Even though many studies (including Framingham heart study) supported the idea that the correlation between cholesterol levels and cardiovascular risk factor decreases with age, the most recent data agree with the fact that the prognostic value of dyslipidemia still remains until the age of 80 years old. This conclusion is also confirmed by the observed benefit of the administration of hypolipidemic therapy (statins) in over-aged people [22]. In contrast to other risk factors, the prevalence of smoking is reduced with ageing either because of its cessation or due to smokers’ early death. Nevertheless, 63% of deaths which are attributed to smoking occur in people older than 65 years old. In this way, the strong and continuous correlation between smoking and cardiovascular risk is confirmed regardless the age. Smoking cessation is of major importance not only as primary but also as secondary prevention of the over-aged people [23]. The prevalence of diabetes mellitus (DM) increases with age, reaching the level of 20% after the age of 65 years old. Diabetes mellitus is still considered a strong and independent risk factor even for older people, both in men and women [24]. Lately, diabetes mellitus is characterized as an equivalent of coronary disease and so it is strongly recommended we try an invasive glycemic regulation, close attendance and therapeutic approach of its complications.
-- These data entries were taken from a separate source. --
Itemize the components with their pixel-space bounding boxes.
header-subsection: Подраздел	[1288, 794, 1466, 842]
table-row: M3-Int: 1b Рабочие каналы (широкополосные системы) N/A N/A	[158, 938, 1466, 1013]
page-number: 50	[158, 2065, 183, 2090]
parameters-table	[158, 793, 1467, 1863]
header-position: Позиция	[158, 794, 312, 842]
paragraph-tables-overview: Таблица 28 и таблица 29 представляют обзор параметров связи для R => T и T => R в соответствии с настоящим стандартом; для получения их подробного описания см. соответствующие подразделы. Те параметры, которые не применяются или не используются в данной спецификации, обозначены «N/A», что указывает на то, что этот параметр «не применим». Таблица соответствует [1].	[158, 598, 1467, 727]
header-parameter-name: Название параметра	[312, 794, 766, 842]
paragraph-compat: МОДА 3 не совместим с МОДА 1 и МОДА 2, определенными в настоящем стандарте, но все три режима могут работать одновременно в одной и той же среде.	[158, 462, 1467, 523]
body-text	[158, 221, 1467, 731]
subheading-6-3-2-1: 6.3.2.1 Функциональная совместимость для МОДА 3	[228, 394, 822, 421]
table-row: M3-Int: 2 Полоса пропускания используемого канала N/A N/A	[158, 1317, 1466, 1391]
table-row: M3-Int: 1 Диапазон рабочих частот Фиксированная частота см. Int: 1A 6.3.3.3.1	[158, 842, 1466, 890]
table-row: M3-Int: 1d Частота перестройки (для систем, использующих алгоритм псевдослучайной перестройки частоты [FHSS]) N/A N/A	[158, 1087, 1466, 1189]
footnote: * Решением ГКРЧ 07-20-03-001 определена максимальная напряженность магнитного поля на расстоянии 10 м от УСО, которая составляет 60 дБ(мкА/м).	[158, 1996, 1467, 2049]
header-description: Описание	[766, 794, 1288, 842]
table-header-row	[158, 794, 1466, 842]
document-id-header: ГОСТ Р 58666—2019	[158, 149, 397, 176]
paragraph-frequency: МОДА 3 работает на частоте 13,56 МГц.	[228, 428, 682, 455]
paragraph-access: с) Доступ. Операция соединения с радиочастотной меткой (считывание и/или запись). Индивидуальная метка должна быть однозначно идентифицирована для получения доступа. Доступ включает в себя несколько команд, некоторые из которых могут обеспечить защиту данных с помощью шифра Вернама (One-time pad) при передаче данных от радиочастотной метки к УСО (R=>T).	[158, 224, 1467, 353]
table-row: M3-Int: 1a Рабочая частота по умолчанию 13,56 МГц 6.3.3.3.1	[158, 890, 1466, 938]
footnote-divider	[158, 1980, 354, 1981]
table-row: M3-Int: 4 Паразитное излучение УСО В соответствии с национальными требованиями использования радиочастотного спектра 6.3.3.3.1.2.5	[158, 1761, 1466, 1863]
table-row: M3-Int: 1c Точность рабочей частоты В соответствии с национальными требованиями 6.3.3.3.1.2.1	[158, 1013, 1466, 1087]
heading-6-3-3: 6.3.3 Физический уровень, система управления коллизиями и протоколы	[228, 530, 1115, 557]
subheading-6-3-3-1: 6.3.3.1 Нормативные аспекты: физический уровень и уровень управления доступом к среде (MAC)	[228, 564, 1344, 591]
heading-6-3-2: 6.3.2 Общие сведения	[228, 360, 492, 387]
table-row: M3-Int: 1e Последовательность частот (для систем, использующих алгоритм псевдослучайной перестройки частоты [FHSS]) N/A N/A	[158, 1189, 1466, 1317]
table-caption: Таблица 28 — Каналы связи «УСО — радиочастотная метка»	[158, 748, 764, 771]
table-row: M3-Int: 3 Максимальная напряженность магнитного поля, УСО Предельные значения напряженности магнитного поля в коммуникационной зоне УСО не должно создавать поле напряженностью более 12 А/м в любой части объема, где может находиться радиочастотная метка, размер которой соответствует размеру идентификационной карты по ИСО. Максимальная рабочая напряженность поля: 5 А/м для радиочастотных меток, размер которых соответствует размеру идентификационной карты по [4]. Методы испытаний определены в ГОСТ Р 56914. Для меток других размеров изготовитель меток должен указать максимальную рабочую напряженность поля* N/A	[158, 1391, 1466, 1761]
dlD. Diseases affecting other systems (such as, stroke, chronic respiratory failure, renal failure, anemia) further decreases the response mechanism of the organism towards these diseases leading to acute or chronic heart failure. The presence of geriatric syndromes which are rather common in older people, is the reason that modifies their clinical condition, their response to therapy and the prognosis of cardiovascular events. The neuropsychiatric diseases (depression, dementia, mental disorders), the sensory organs disorders (hearing, sight), the incontinence, the homeostasis disorders (fluids-electrolytes, temperature, metabolism), the balance disorders (imbalance), the chronic reclination and especially the elderly’s denial towards life, seriously aggravate their functional ability [25]. The fact that major clinical studies in cardiology have excluded over-aged patients and especially those with multiple coexisting diseases makes scientists rather skeptical whether we should apply these results to this particular age group. Moreover, we should emphasize on the coexisting kinetic/dynamic particularities of all pharmaceutical substances, which are administered to the elderly and even more in over-aged patients. These particularities should always be taken into account during therapeutic interventions in these age groups.
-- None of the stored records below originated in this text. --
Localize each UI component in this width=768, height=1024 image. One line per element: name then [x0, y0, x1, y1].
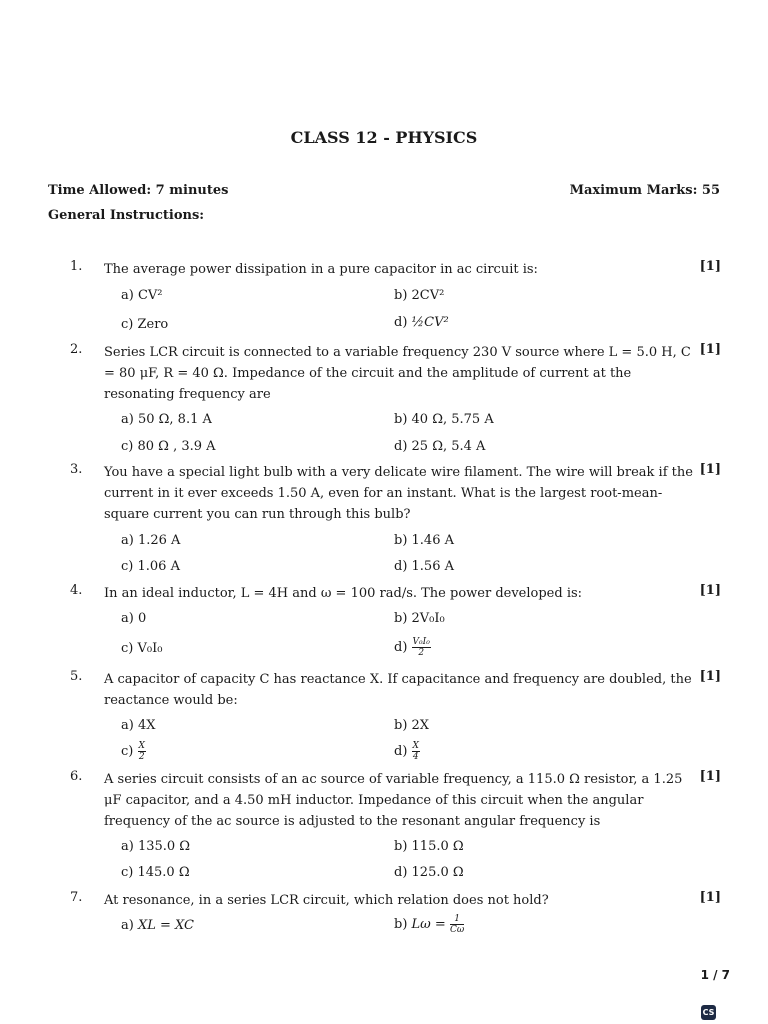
question-text: A series circuit consists of an ac source of variable frequency, a 115.0 Ω resistor, a 1.25 μF capacitor, and a 4.50 mH inductor. Impedance of this circuit when the angular frequency of the ac source is adjusted to the resonant angular frequency is	[104, 772, 683, 829]
option-b: b) 2CV²	[394, 288, 445, 303]
denominator: 2	[418, 648, 425, 658]
question-number: 4.	[70, 583, 83, 598]
option-d-label: d)	[394, 744, 408, 759]
marks: [1]	[699, 583, 721, 598]
option-d-math: ½CV²	[411, 315, 449, 330]
option-a: a) CV²	[121, 288, 163, 303]
option-d	[394, 315, 449, 330]
option-c-fraction	[138, 741, 146, 762]
option-b: b) 2V₀I₀	[394, 611, 445, 626]
page-number: 1 / 7	[700, 968, 730, 982]
numerator: V₀I₀	[412, 637, 430, 647]
question-text: You have a special light bulb with a very delicate wire filament. The wire will break if the current in it ever exceeds 1.50 A, even for an instant. What is the largest root-mean-square current you can run through this bulb?	[104, 465, 693, 522]
denominator: Cω	[449, 925, 465, 935]
question-number: 5.	[70, 669, 83, 684]
camscanner-logo-icon: CS	[701, 1005, 716, 1020]
option-a: a) 0	[121, 611, 147, 626]
option-d-fraction	[412, 741, 420, 762]
marks: [1]	[699, 259, 721, 274]
option-b: b) 40 Ω, 5.75 A	[394, 412, 494, 427]
option-b: b) 1.46 A	[394, 533, 454, 548]
question-text: A capacitor of capacity C has reactance X. If capacitance and frequency are doubled, the reactance would be:	[104, 672, 692, 708]
option-b: b) 115.0 Ω	[394, 839, 464, 854]
marks: [1]	[699, 769, 721, 784]
question-text: Series LCR circuit is connected to a variable frequency 230 V source where L = 5.0 H, C = 80 μF, R = 40 Ω. Impedance of the circuit and the amplitude of current at the resonating frequency are	[104, 345, 691, 402]
option-c: c) 1.06 A	[121, 559, 180, 574]
option-c-label: c)	[121, 744, 134, 759]
time-allowed: Time Allowed: 7 minutes	[48, 183, 229, 198]
marks: [1]	[699, 669, 721, 684]
option-b: b) 2X	[394, 718, 430, 733]
denominator: 2	[138, 752, 145, 762]
maximum-marks: Maximum Marks: 55	[569, 183, 720, 198]
option-c: c) V₀I₀	[121, 641, 163, 656]
option-c: c) Zero	[121, 317, 169, 332]
question-number: 7.	[70, 890, 83, 905]
option-d-label: d)	[394, 640, 408, 655]
option-d-fraction	[412, 637, 431, 658]
question-number: 2.	[70, 342, 83, 357]
option-d: d) 25 Ω, 5.4 A	[394, 439, 486, 454]
option-d-label: d)	[394, 315, 408, 330]
option-a-label: a)	[121, 918, 134, 933]
option-d	[394, 637, 431, 658]
option-c: c) 80 Ω , 3.9 A	[121, 439, 216, 454]
denominator: 4	[412, 752, 419, 762]
option-b	[394, 914, 464, 935]
option-d	[394, 741, 420, 762]
numerator: 1	[450, 914, 464, 925]
option-d: d) 125.0 Ω	[394, 865, 464, 880]
option-a: a) 135.0 Ω	[121, 839, 191, 854]
question-text: At resonance, in a series LCR circuit, which relation does not hold?	[104, 893, 549, 908]
option-c	[121, 741, 146, 762]
option-a-math: XL = XC	[137, 918, 194, 933]
page-title: CLASS 12 - PHYSICS	[290, 128, 478, 147]
marks: [1]	[699, 890, 721, 905]
option-b-label: b)	[394, 917, 408, 932]
option-a	[121, 918, 194, 933]
numerator: X	[412, 741, 419, 751]
question-text: In an ideal inductor, L = 4H and ω = 100 rad/s. The power developed is:	[104, 586, 583, 601]
marks: [1]	[699, 342, 721, 357]
option-a: a) 4X	[121, 718, 156, 733]
option-d: d) 1.56 A	[394, 559, 454, 574]
option-b-fraction	[450, 914, 464, 935]
option-a: a) 50 Ω, 8.1 A	[121, 412, 212, 427]
option-a: a) 1.26 A	[121, 533, 181, 548]
option-c: c) 145.0 Ω	[121, 865, 190, 880]
question-number: 6.	[70, 769, 83, 784]
question-number: 3.	[70, 462, 83, 477]
question-number: 1.	[70, 259, 83, 274]
option-b-math: Lω =	[411, 917, 446, 932]
numerator: X	[138, 741, 145, 751]
general-instructions-heading: General Instructions:	[48, 208, 205, 223]
marks: [1]	[699, 462, 721, 477]
question-text: The average power dissipation in a pure capacitor in ac circuit is:	[104, 262, 538, 277]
So, the over-aged patient with cardiovascular disease should be treated with great caution due to the particularities of his age. His multilateral problems require the harmonious collaboration between doctors of varied specialties (such as cardiologists, pathologists, general practitioners, psychiatrists, physicians and other health professionals (such as nurses, sociologists, pharmacists), within the framework of organized units [20].

Conclusion

The clinician should be aware of all the aforementioned procedures which reduce the homeostatic supplies of the elderly, making vulnerable to life threatening diseases. The gradual, however, normal degeneration of the cardiovascular system in combination with the senescence of the other systems of the organism, which lead to parallel diseases, cause cardiovascular events, worsening the prognosis even further. It is, therefore, necessary to comprehend the pathophysiology, the particularities of the cardiovascular system in the third age, but also to have an overall knowledge of all the other systems. Moreover, the understanding of the psychological and the social status of the elder patient with cardiovascular problems and the synthesis of all the available data may lead to a global approach and to a proper treatment.